Jim Fentress Makes His Play

Art by Elliott Dold Jr.

Fentress dares to touch the high priest. Supposedly anyone who strikes him will be disintegrated in a puff of lightning. Jim risks it, tying up the old liar. The three return to the airlock with their underwater gear, taking Ektom along. Lora swims off to return to Greece. Hope and Jim take Ektom to the sub. He laughs with victory.  When Jim tried to destroy the machine he set it off. They all see that the ray is still working and that the Moon will soon arrive. They plunge to the surface to see the burning sky.
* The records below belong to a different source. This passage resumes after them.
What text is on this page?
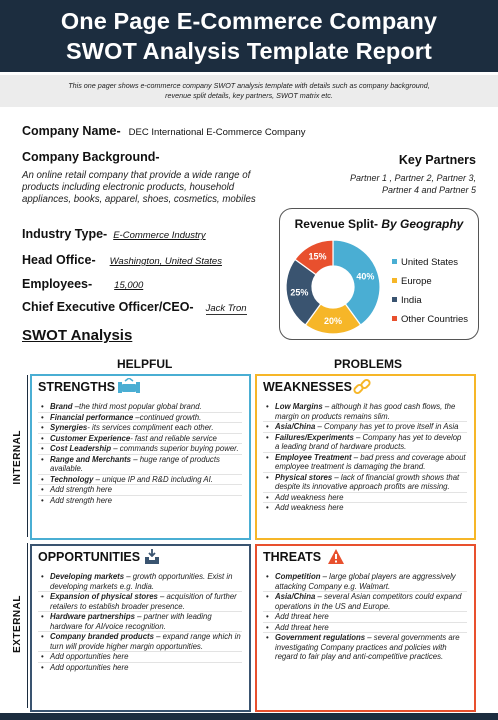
One Page E-Commerce Company
SWOT Analysis Template Report
This one pager shows e-commerce company SWOT analysis template with details such as company background,
revenue split details, key partners, SWOT matrix etc.
Company Name- DEC International E-Commerce Company
Company Background-
An online retail company that provide a wide range of products including electronic products, household appliances, books, apparel, shoes, cosmetics, mobiles
Industry Type- E-Commerce Industry
Head Office- Washington, United States
Employees- 15,000
Chief Executive Officer/CEO- Jack Tron
Key Partners
Partner 1 , Partner 2, Partner 3,
Partner 4 and Partner 5
Revenue Split- By Geography
40%
20%
25%
15%
United States
Europe
India
Other Countries
SWOT Analysis
HELPFUL	PROBLEMS
INTERNAL
EXTERNAL
STRENGTHS
• Brand –the third most popular global brand.
• Financial performance –continued growth.
• Synergies- its services compliment each other.
• Customer Experience- fast and reliable service
• Cost Leadership – commands superior buying power.
• Range and Merchants – huge range of products available.
• Technology – unique IP and R&D including AI.
• Add strength here
• Add strength here
WEAKNESSES
• Low Margins – although it has good cash flows, the margin on products remains slim.
• Asia/China – Company has yet to prove itself in Asia
• Failures/Experiments – Company has yet to develop a leading brand of hardware products.
• Employee Treatment – bad press and coverage about employee treatment is damaging the brand.
• Physical stores – lack of financial growth shows that despite its innovative approach profits are missing.
• Add weakness here
• Add weakness here
OPPORTUNITIES
• Developing markets – growth opportunities. Exist in developing markets e.g. India.
• Expansion of physical stores – acquisition of further retailers to establish broader presence.
• Hardware partnerships – partner with leading hardware for AI/voice recognition.
• Company branded products – expand range which in turn will provide higher margin opportunities.
• Add opportunities here
• Add opportunities here
THREATS
• Competition – large global players are aggressively attacking Company e.g. Walmart.
• Asia/China – several Asian competitors could expand operations in the US and Europe.
• Add threat here
• Add threat here
• Government regulations – several governments are investigating Company practices and policies with regard to fair play and anti-competitive practices.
The final chapter comes very quickly and very little is explained. Ektom escapes out onto the ice. He heads for an ice cave and is supposedly killed. The purple ray turns off and the earth is saved. The Moon returns to its proper spot in the heavens. Jim and Hope admit their love for each other and everything is roses. The end. There is no explanation of why the ray turned off. I suppose the author didn’t kill Ektom off for real because Gregory hoped to turn this into a series, with Ektom playing the continuing villain. It is an abrupt and very unsatisfying happy ending.

A Strange Idea

Gregory does a lot of building for little reason. He creates a team of scientists on the sub but never uses them. They don’t even get to see the golden city. He devises an Abraham Merritt style love triangle and doesn’t do much with it. He develops an underwater city of gold but despite its high tech, throws esoteric things at us like soul machines and Greek sirens. It should be no surprise that Gregory’s three previous stories were in Ghost Stories. This tale would be his last.
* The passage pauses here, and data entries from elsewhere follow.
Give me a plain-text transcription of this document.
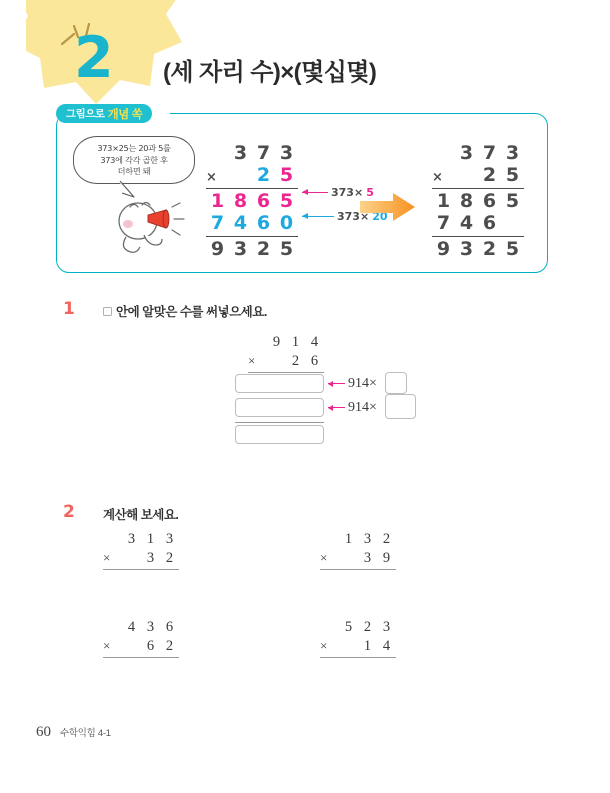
2 (세 자리 수)×(몇십몇)
그림으로 개념 쏙
373×25는 20과 5를
373에 각각 곱한 후
더하면 돼
3 7 3
× 2 5
1 8 6 5
7 4 6 0
9 3 2 5
373× 5
373× 20
3 7 3
× 2 5
1 8 6 5
7 4 6
9 3 2 5
1	안에 알맞은 수를 써넣으세요.
9 1 4
×	2 6
914×
914×
2 계산해 보세요.
3 1 3
×	3 2
1 3 2
×	3 9
4 3 6
×	6 2
5 2 3
×	1 4
60 수학익힘 4-1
We do have to give Gregory credit for the idea of the Moon coming from the Arctic region of the planet. This is not an accepted theory for where the Moon came from but it is an intriguing one. The impact of the Moon hitting the planet would do more than simply start an ice age. The impact would most likely destroy both planetoids. This is 1930s SF and planets and moons get thrown around like footballs.

Origins of Submarine Science Fiction

The idea of a submarine traveling under the ice of the Poles goes back at least to Jules Verne’s Twenty Thousand Leagues Under the Sea (1870), where Nemo goes to the South Pole and finds ruins of Atlantis. This, of course, has been proven incorrect as Antarctica is a large land mass that Verne knew nothing about. In his time, it was legitimate speculation that the South Pole was mostly water. Despite the error, Verne was one of two writers to inspire the magazine Science Fiction of Gernsback’s Amazing Stories in 1926, along with H. G. Wells.

Astounding Submarines

Art by H. W. Wesso

One of Gernsback’s competitors (besides Miracle Science and Fantasy Stories) was Astounding Stories of Super-Science. In that Pulp, H. G. Winter wrote two stories about traveling under the North Pole, “Seed of the Arctic Ice” (February 1932) and “Under the Arctic Ice” (January 1933). “H. G. Winter” was actually the two editors, Harry Bates and Desmond W. Hall. They were more famous as “Anthony Gilmore” with their space hero, Hawk Carse. Twenty two years later, Frank Herbert would write his first novel, The Dragon in the Sea (Astounding Science-Fiction, November December 1955 January 1956) about the psychological effects of an Arctic submarine mission. In the real world of Science, it was the 1958 Nautilus mission that took a nuclear sub to the geographic location of the North Pole under the ice. John Miller Gregory, H. G. Winter and Frank Herbert all went there first.

Submarine and other aquatic voyages are part-and-parcel of the Northern genre. Whether Science Fiction or not, the brave men (and women) who sailed these ships were occasionally heroes for Pulp stories. The real sailors of the North were the inspiration for such adventure fare as the Doc Savage novel The Polar Treasure that features the submarine Helldiver.

Conclusion

Science Fiction would continue its love affair with underwater vessels in film and television. Walt Disney’s 1954 adaptation of Twenty Thousand Leagues Under the Sea still holds up today. Television gave us Irwin Allen’s Voyage to the Bottom of the Sea (based on the 1961 film) and Steven Spielberg’s Seaquest DSV. Other aquatic SF includes The Man From Atlantis, James Cameron’s The Abyss and Michael Crichton’s Sphere.